4  御本仏日蓮大聖人の御一生は迫害の連続であられた。大仏法を人々にあたえんとされたのに、あだまれ、ねたまれた。それは、末法の逆縁の衆生を救済されんとしての「而強毒之」「折伏逆化」の大慈大悲の御振る舞いに対する、仏法無知の衆生の非道の行為であった。極善の大法にも、それを破壊せんとする極悪の働きがともなうことは、経文に照らして必然のことであった。
 信仰をたもったわれわれをねたむ人は多い。それは、正法を行じゆくところに起きるとうぜんの波なのである。船が進めば立つのと同じように、仏法の道理に照らしてまったく不思議はないのだ。
 ともあれ信心が躍動しているときは、すべてに感謝の心がわき、すがすがしいものだ。ねたみは信心がない人、信心がなくなった場合に出てくるのである。
 ゆえに大法根本、信心根本に生きぬき、ゆえなき迫害に紛動されてはならない。何があっても地涌の菩の眷属として、尊い信心を貫きとおしていくことが、やがては人生の勝利につながっていくのである。
5  かつてトインビー博士との対談のおり、最後に私は、人生の大先輩である博士に「私への忠告があれば」とたずねた。
 その答えは「私は机上の人であり、学問の人間である。実践の人間でない私が、高等仏教をもって世界に実践をしているあなたに忠告などとんでもない。私は実践の人をもっとも尊敬する。実践者に非難、中傷の反動があるのはとうぜんである。
 それらを乗り越え、世界の平和のために、勇敢に仏法を弘めてもらいたい」というものであった。
 “実践”こそが尊いのである。実践のない人は、どんなに仏法を知っているといっても「論語読みの論語知らず」である。“法盗人”になってしまう場合もある。だれ人がいかに非難しようとも、大聖人の仰せどおりの“実践の人”こそ、御本尊から称讃され、三世諸仏の加護があることを確信されたい。
 この“実践”の一点こそ、仏法の真髄なのである。これを避けて、いかに、要領よく振る舞っても、因果の理法は厳しいものである。どうか、きょうお集まりの、
 つねに仏法を実践しておられる皆さまは、悠然とわが人生を飾りぬいていっていただきたいのである。
6  最後に「新世紀会」の諸君もおられるので、“平和”について申し上げたい。
 “平和”は人類の願望である。いかに科学が発達し、いかに政治や経済、文化が発展したとしても、ひとたび戦争になれば、すべてが破滅する。また、戦争ほど残酷なものはない。人間が人間でなくなってしまうからだ。ここに“平和”の重要性があるのである。
 次代を担う若き君たちは、“平和”をいかに達成し維持していくか、この根本課題を胸中深くもちながらの、勉学、成長をお願いしたい。
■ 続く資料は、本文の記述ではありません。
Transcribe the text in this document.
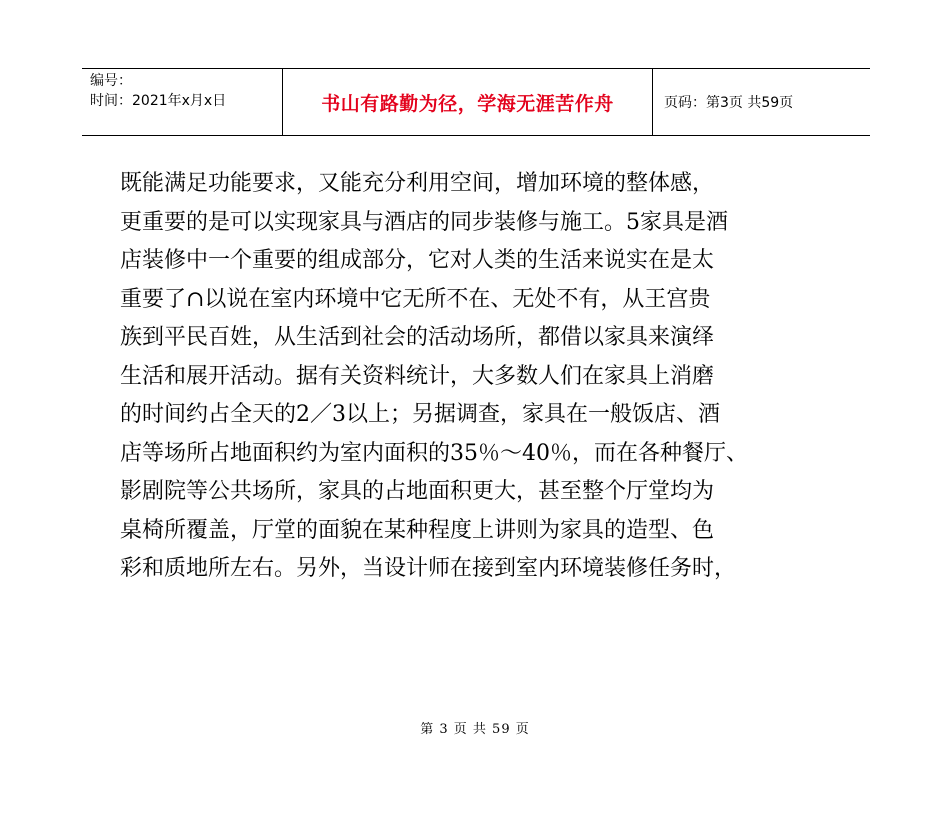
编号：
时间：2021年x月x日	书山有路勤为径，学海无涯苦作舟	页码：第3页 共59页
既能满足功能要求，又能充分利用空间，增加环境的整体感，
更重要的是可以实现家具与酒店的同步装修与施工。5家具是酒
店装修中一个重要的组成部分，它对人类的生活来说实在是太
重要了∩以说在室内环境中它无所不在、无处不有，从王宫贵
族到平民百姓，从生活到社会的活动场所，都借以家具来演绎
生活和展开活动。据有关资料统计，大多数人们在家具上消磨
的时间约占全天的2／3以上；另据调查，家具在一般饭店、酒
店等场所占地面积约为室内面积的35％～40％，而在各种餐厅、
影剧院等公共场所，家具的占地面积更大，甚至整个厅堂均为
桌椅所覆盖，厅堂的面貌在某种程度上讲则为家具的造型、色
彩和质地所左右。另外，当设计师在接到室内环境装修任务时，
第 3 页 共 59 页
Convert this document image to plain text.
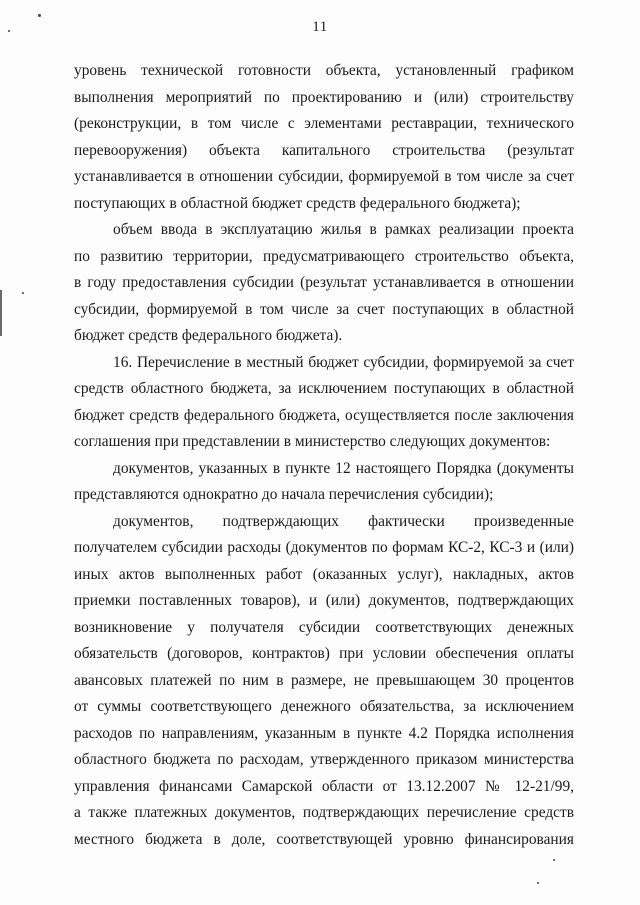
11
уровень технической готовности объекта, установленный графиком
выполнения мероприятий по проектированию и (или) строительству
(реконструкции, в том числе с элементами реставрации, технического
перевооружения) объекта капитального строительства (результат
устанавливается в отношении субсидии, формируемой в том числе за счет
поступающих в областной бюджет средств федерального бюджета);
объем ввода в эксплуатацию жилья в рамках реализации проекта
по развитию территории, предусматривающего строительство объекта,
в году предоставления субсидии (результат устанавливается в отношении
субсидии, формируемой в том числе за счет поступающих в областной
бюджет средств федерального бюджета).
16. Перечисление в местный бюджет субсидии, формируемой за счет
средств областного бюджета, за исключением поступающих в областной
бюджет средств федерального бюджета, осуществляется после заключения
соглашения при представлении в министерство следующих документов:
документов, указанных в пункте 12 настоящего Порядка (документы
представляются однократно до начала перечисления субсидии);
документов, подтверждающих фактически произведенные
получателем субсидии расходы (документов по формам КС-2, КС-3 и (или)
иных актов выполненных работ (оказанных услуг), накладных, актов
приемки поставленных товаров), и (или) документов, подтверждающих
возникновение у получателя субсидии соответствующих денежных
обязательств (договоров, контрактов) при условии обеспечения оплаты
авансовых платежей по ним в размере, не превышающем 30 процентов
от суммы соответствующего денежного обязательства, за исключением
расходов по направлениям, указанным в пункте 4.2 Порядка исполнения
областного бюджета по расходам, утвержденного приказом министерства
управления финансами Самарской области от 13.12.2007 № 12-21/99,
а также платежных документов, подтверждающих перечисление средств
местного бюджета в доле, соответствующей уровню финансирования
 なお現実社会における宗教の昇華はおのずから、平和、文化、教育へと向かうものである。われわれには、恒久平和実現への画竜点睛ともいうべき、絶対平和主義の大法である妙法がある。また、平和、反戦への伝統と歴史をもっている。これをどこまでも、持続し、発展させていかなければならないのだ。社会には、売名的、政治的、また一時的な平和論は多いが、生命尊厳の裏づけのない平和論には、恒久平和の達成は望めないからである。
7  遠くは、釈尊も、絶対平和主義の大法を説かれている。また、天台大師も同じである。近くは、日蓮大聖人は、未来万年への絶対平和を築きゆく根本の大法を、お遺しくださったのである。
 その実践者として、戦時中、牧口、戸田両会長は、その大法を奉持し、戦争反対の叫び、ついに法難にあわれた。これこそ、学会の平和運動への尊い歴史なのである。
 これからも恒久にして完全なる平和の実現には、まだまだ多大な時間と精魂をかたむけた実践行動が必要であろう。ゆえに、妙法と信念をたもちつづけていく若き諸君たちが、陸続とつづいていくことが大切になってくるのである。
 真実の平和社会実現こそ、広宣流布であり、そのカギをもっている諸君は、どこまでも勇敢に前進していっていただきたいことを念願してやまない。